O Tribunal Constitucional, com o beneplácito dos partidos-tubarão, pôs os pequenos partidos em saldo. Ou mostram que têm pelo menos cinco mil filiados, ou estão condenados a encerrar as portas. E assim o regime político se encerra numa concha, onde se banqueteiam apenas aqueles que reúnem a mais grossa fatia dos votos. Um regime político que se aproxima perigosamente do monolitismo: os partidos que se sentam no parlamento escondem as divergências que cimentam as clivagens de discurso e bebem todos do mesmo receituário, feito de privilégios que guardam apenas para si. Pelo caminho, perde-se o pluralismo de um regime político aberto a uma imensidão de partidos. E reduz-se a escolha dos eleitores. Talvez mais um convite à avalanche abstencionista.
Contra mim falo: militantemente contra a partidocracia impante, doença que corrói a democracia até ao tutano. Como pode um feroz crítico da partidocracia defender a pluralidade de partidos que o Tribunal Constitucional se dispõe a liquidar? A resposta é simples: não olho aos interesses pessoais, incapaz de me rever em qualquer partido do panorama partidário. Mas recuso a fazer dos meus pontos de vista os interesses dos outros – como parece que o Tribunal Constitucional faz, numa abordagem que tem tanto de parcial como de pragmática.
Dirão os pragmáticos que os pequenos partidos são epifenómenos que emergem sazonalmente quando há eleições agendadas. Não se lhes conhece actividade regular entre as eleições, pois eclipsam-se. E dirão mais: são partidos residuais, incapazes de se aproximarem sequer do número de votos mínimo para colocar um singelo deputado no parlamento. Insignificantes na sua expressão eleitoral, não faz sentido que proliferem como cogumelos e rivalizem com os partidos “sérios”, aqueles que reúnem as preferências do eleitorado, aqueles que conseguem chegar ao parlamento e a pelouros nas autarquias.
Discordo da argumentação. Nisto da escolha eleitoral, o pragmatismo não se deve sobrepor à liberdade de escolha. Se os pequenos partidos forem incapazes de provar que têm mais de cinco mil filiados serão banidos dos boletins de voto em eleições vindouras.
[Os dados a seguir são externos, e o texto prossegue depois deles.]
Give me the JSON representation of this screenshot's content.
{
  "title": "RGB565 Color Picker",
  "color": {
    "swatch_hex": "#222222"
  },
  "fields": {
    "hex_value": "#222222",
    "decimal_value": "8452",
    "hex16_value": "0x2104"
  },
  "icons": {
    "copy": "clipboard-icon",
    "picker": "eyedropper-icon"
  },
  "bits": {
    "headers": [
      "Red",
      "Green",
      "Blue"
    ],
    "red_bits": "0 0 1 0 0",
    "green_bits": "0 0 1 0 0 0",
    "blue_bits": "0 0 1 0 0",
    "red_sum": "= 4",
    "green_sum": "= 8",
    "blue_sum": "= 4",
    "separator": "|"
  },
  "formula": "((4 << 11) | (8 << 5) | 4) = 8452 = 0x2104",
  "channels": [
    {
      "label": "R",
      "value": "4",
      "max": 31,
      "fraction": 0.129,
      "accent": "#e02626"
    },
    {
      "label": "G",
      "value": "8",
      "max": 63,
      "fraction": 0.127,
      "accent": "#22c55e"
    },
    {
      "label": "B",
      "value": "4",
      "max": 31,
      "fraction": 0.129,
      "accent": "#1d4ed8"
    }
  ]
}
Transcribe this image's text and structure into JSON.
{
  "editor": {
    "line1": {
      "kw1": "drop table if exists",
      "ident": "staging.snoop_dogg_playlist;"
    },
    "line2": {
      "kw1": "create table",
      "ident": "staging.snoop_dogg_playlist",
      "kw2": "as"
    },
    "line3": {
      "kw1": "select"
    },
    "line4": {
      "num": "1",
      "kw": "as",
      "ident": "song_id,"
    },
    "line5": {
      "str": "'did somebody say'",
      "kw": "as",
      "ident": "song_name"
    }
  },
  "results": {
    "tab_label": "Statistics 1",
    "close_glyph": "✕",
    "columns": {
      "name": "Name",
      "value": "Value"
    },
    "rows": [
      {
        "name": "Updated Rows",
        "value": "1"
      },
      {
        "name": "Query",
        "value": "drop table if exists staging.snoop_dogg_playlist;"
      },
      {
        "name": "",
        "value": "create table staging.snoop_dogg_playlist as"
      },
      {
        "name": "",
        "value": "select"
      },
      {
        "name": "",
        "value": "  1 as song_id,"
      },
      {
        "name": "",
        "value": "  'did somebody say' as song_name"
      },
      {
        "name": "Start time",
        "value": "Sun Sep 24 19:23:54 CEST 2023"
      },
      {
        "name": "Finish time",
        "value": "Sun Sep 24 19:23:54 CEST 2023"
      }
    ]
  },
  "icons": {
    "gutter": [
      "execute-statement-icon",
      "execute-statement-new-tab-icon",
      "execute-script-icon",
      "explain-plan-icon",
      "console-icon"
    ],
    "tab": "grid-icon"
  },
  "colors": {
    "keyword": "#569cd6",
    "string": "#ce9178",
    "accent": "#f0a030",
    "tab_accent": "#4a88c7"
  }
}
O eleitorado ficará limitado na escolha entre os cinco partidos (ou coligações eleitorais) que costumam ter lugar parlamentar. E isto é perigoso: não só uma restrição à liberdade de associação (porque não hei-de ser autorizado a concorrer a eleições com um partido que tenha meia dúzia de filiados?), também uma restrição à liberdade de escolha dos eleitores. As minorias habituadas a votar religiosamente em partidos residuais perderão essa liberdade. Terão que optar entre a abstenção, o voto em branco ou nulo, ou a escolha do “mal menor”, com tudo o que esta opção significa de redução do livre arbítrio de quem vota.
Os economistas têm boas explicações para este tipo de comportamento. Acontece amiúde com aqueles que se incomodam com a concorrência. E que a tentam limitar a todo o custo, banindo o incómodo que os anões provocam. Depois os grandes banqueteiam-se sozinhos, partilhando entre si as sobras dos que foram extintos. E são os economistas que ensinam que, em tese, a concorrência é profiláctica. Quanto mais limitada, menor a eficácia dos glutões que ficam com a fatia de leão, maiores os danos aos consumidores. Os consumidores do sistema eleitoral são os eleitores, bem entendido. É de desconfiar sempre que os grandes se esforçam por banir os pequenotes de um mercado – e o sistema partidário é um mercado, como há nas eleições um mercado, o mercado eleitoral. São glutões que, paradoxalmente, têm inveja dos pequenotes. E asfixiam-nos até deixarem de respirar. Depois, necrófagos, saciam a sua gula nas migalhas deixadas pelos pequenotes já extintos.
Esta liquidação forçada dos pequenos partidos tem outro importante inconveniente. Desaparece o aspecto lúdico oferecido pelos pequenos partidos. O povo tem direito a folclore. Estes pequenos partidos oferecem a nota humorística que desanuvia a seriedade bafienta, a pose de Estado que exige muito respeitinho, o cinzentismo dos grandes partidos. O que seria de uma campanha eleitoral sem o cortejo de pequenos partidos tão heterogéneos como o POUS dos camaradas Carmelinda Pereira e Aires Rodrigues, ou o PND do inefável cadáver político vivo Manuel Monteiro, ou o PCTP-MRPP do enérgico Garcia Pereira – só para usar uma amostra da pluralidade de minúsculas formações políticas. É todo um capital de diversidade e de humor atrelado à política que se perde. O empobrecimento da paisagem partidária, fazendo o regime funambular perigosamente.
Perante isto, nas próximas eleições só me apetece escrever o nome dos pequenos partidos entretanto enterrados e colocar uma cruz em todos eles, sem excepção.